Here, Biden invoked the logic and language of southern resistance to civil rights in the civil-rights era. The signers of the Southern Manifesto charged the Supreme Court with abuse of judicial power, usurpation of the authority of Congress, and trespass against the rights of the states and citizens in their defiant repudiation of Brown v. Board of Education. The men that Biden recalled with such fondness—James Eastland, John Stennis, and Strom Thurmond—further contended that the Court’s gratuitous exercise of power “destroy[ed] the amicable relations between the white and Negro races that have been created through 90 years of patient effort by the good people of both races.”
The historian Joseph Crespino has argued that by the 1970s, southern conservatives had made strategic accommodations to the ideals of Brown and the dictates of the Civil Rights Act of 1964. They repackaged their opposition to racial equality and largely expunged the explicit racism from their rhetoric, deploying instead more color-blind language to frame their opposition to reforms in the post–Jim Crow era. Conservatives ceased trying to nullify federal civil-rights law. They embraced, instead, backdoor measures to limit the range of tools that officials had at their disposal to compel states and localities to desegregate schools.
In his effort to pass antibusing legislation in the 1970s, Biden helped facilitate a coalition built between conservatives who had long opposed civil rights and liberals who chafed at the prospect of reform in their communities. His efforts helped insulate whites from the burdens of reform after the civil-rights revolution of the 1960s in matters pertaining to public schools marked by, in the new language of the period, racial imbalances in the demographics of surrounding neighborhoods.
And so, Biden found himself in Harris’s sights. Biden’s position—drifting away from the 1960s liberal consensus on civil rights—aligns him, and a number of other Democratic leaders, squarely within the mainstream of white public opinion, as documented by polling. His numbers may have taken a hit less because of the positions he’s taken, with which a majority of the American public still agrees, than because of his persistent lack of self-reflection and refusal to acknowledge his role in this history. Harris, for her part, found her numbers buoyed by her pointed criticism of Biden’s record, but has backed away from endorsing federally mandated busing as a solution to the endemic problem of racial segregation in the nation’s schools.

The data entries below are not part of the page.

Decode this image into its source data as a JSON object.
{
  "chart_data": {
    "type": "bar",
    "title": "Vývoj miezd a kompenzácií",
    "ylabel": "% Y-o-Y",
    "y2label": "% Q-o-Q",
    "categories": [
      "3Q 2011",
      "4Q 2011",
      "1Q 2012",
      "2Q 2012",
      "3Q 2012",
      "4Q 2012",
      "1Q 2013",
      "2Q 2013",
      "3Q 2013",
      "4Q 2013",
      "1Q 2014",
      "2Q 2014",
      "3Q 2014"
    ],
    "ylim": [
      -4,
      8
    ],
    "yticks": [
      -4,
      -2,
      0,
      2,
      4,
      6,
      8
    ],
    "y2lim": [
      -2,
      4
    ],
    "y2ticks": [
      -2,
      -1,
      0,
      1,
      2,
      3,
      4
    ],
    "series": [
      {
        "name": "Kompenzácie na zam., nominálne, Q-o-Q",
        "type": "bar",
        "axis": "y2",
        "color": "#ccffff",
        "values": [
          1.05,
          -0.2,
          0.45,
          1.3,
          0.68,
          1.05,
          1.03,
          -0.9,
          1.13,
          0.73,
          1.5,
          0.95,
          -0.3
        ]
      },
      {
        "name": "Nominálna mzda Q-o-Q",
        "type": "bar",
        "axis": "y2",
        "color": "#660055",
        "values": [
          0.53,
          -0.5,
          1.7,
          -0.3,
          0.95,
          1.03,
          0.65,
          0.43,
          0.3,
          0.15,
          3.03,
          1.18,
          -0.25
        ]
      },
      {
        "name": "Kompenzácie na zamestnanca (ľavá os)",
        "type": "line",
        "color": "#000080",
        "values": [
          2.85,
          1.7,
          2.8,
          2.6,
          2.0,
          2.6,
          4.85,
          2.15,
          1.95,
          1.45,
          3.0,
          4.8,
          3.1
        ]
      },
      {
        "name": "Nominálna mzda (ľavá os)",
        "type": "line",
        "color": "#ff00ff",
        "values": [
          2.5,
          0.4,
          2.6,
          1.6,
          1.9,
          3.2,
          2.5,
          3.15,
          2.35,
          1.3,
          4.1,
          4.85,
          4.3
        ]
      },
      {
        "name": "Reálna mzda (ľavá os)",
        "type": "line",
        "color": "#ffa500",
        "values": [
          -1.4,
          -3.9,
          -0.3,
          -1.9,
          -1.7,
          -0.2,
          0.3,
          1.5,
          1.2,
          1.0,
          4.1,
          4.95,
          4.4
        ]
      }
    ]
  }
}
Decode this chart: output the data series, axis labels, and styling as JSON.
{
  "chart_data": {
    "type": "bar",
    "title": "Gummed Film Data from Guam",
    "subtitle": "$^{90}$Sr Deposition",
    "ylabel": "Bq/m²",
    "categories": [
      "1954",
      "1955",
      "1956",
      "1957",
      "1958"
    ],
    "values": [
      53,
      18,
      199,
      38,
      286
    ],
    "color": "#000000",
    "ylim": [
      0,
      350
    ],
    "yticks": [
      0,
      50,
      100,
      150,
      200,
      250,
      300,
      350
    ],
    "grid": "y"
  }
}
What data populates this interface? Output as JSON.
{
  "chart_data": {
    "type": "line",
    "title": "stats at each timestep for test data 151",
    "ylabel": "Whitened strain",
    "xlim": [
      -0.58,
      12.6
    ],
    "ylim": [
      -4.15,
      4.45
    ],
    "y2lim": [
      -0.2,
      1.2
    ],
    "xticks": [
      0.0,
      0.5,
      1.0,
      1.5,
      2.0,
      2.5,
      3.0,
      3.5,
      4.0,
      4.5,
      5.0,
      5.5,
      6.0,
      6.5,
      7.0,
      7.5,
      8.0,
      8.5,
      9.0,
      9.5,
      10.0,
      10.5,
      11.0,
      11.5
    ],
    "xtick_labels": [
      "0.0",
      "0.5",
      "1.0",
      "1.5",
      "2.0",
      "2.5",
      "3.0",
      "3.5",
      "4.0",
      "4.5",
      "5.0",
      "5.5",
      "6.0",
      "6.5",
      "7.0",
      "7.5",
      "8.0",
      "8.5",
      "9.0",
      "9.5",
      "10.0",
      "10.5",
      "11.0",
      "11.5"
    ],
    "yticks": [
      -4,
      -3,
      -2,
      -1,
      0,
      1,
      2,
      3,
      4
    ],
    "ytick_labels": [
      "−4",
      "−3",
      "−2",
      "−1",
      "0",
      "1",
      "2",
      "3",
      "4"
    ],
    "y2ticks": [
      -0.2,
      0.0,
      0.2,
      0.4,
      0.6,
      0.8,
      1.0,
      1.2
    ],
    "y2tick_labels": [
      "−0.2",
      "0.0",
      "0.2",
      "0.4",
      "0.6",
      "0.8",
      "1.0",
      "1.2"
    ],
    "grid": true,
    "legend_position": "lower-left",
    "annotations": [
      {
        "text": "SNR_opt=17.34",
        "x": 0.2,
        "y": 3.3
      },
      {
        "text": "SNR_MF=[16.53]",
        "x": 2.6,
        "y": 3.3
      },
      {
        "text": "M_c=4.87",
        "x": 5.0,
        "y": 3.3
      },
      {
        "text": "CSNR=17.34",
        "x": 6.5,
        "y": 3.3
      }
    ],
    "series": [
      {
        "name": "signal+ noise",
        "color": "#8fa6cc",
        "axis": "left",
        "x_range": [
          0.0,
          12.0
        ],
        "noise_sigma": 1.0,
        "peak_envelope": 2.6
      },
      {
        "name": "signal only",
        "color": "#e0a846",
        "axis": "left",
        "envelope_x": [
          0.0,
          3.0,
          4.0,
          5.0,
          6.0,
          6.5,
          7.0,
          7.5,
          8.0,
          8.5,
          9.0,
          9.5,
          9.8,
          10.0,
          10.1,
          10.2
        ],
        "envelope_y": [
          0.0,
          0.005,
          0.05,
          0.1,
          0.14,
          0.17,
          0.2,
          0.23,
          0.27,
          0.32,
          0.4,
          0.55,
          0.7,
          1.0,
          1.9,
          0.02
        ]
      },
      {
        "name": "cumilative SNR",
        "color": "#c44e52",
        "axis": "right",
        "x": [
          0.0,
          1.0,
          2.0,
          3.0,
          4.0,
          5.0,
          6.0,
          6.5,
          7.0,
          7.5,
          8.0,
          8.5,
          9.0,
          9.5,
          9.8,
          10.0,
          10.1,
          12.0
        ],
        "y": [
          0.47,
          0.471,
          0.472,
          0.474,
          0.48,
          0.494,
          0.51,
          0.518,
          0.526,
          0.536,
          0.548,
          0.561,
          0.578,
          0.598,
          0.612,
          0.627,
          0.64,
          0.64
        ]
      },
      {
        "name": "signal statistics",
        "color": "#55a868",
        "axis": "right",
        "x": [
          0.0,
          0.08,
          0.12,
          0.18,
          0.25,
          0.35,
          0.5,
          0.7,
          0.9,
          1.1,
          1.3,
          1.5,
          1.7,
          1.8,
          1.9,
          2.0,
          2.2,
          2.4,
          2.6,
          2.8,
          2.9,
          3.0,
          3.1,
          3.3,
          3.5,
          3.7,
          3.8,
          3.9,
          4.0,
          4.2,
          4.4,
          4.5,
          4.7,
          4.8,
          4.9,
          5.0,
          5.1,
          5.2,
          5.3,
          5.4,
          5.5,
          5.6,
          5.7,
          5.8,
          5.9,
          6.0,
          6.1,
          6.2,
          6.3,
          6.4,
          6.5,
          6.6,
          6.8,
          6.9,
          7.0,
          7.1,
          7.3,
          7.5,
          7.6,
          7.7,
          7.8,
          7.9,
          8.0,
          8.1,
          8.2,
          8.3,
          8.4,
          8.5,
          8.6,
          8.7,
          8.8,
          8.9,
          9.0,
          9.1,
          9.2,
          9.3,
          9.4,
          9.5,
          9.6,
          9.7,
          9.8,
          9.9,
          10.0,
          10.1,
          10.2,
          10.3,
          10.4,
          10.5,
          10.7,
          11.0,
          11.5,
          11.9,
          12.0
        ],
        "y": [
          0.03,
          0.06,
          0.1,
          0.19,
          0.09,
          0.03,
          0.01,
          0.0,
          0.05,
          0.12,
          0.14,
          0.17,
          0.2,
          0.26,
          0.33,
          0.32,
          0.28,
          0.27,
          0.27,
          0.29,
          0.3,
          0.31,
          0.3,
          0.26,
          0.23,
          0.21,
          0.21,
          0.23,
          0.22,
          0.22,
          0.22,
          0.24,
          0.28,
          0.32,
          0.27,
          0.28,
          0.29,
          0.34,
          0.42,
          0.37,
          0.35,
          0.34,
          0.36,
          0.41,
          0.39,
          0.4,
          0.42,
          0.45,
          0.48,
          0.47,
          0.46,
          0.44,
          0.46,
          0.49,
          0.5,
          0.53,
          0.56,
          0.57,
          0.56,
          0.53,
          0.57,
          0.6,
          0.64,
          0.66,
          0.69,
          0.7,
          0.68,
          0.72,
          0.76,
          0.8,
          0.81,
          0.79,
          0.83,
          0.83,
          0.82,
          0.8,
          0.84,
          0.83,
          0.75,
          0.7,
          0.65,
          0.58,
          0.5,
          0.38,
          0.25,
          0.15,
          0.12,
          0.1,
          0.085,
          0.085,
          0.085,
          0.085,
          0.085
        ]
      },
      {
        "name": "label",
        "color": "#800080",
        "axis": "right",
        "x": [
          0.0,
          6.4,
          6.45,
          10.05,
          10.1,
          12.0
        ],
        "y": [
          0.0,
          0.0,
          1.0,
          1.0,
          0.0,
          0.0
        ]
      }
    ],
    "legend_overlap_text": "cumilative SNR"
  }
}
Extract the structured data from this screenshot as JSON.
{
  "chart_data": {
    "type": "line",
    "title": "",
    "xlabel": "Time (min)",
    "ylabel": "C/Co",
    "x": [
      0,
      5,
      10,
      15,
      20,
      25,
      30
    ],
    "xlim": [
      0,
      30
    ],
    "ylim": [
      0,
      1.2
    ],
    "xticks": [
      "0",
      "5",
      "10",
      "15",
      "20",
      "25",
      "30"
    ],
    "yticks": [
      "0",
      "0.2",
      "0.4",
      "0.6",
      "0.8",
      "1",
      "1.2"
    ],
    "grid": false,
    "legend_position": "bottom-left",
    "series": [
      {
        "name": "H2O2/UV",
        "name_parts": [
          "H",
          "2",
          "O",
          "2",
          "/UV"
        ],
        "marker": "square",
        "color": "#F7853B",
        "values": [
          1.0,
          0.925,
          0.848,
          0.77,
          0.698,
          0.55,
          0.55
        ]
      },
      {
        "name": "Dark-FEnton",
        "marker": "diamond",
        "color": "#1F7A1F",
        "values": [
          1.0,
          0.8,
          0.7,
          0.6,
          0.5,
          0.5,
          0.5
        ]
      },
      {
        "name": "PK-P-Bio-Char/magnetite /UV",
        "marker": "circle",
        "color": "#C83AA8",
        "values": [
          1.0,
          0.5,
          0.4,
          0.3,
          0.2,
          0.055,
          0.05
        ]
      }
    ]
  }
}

During the signing ceremony of the Civil Rights Act of 1964 on July 2, 1964, President Lyndon Johnson asserted, “The Civil Rights Act relies first on voluntary compliance, then on the efforts of local communities and States to secure the rights of citizens. It provides for the national authority to step in only when others cannot or will not do the job.” That Biden and Harris seem to have both rejected this last sentiment in the matter of school segregation, and none of the other candidates has openly endorsed federally mandated remedies as a tool to thwart the resegregation of public schools in the past two decades, is an ominous development. And given the rejection of a strong federal government and civil rights by many conservatives, we are headed again toward a nation of schools separate and unequal.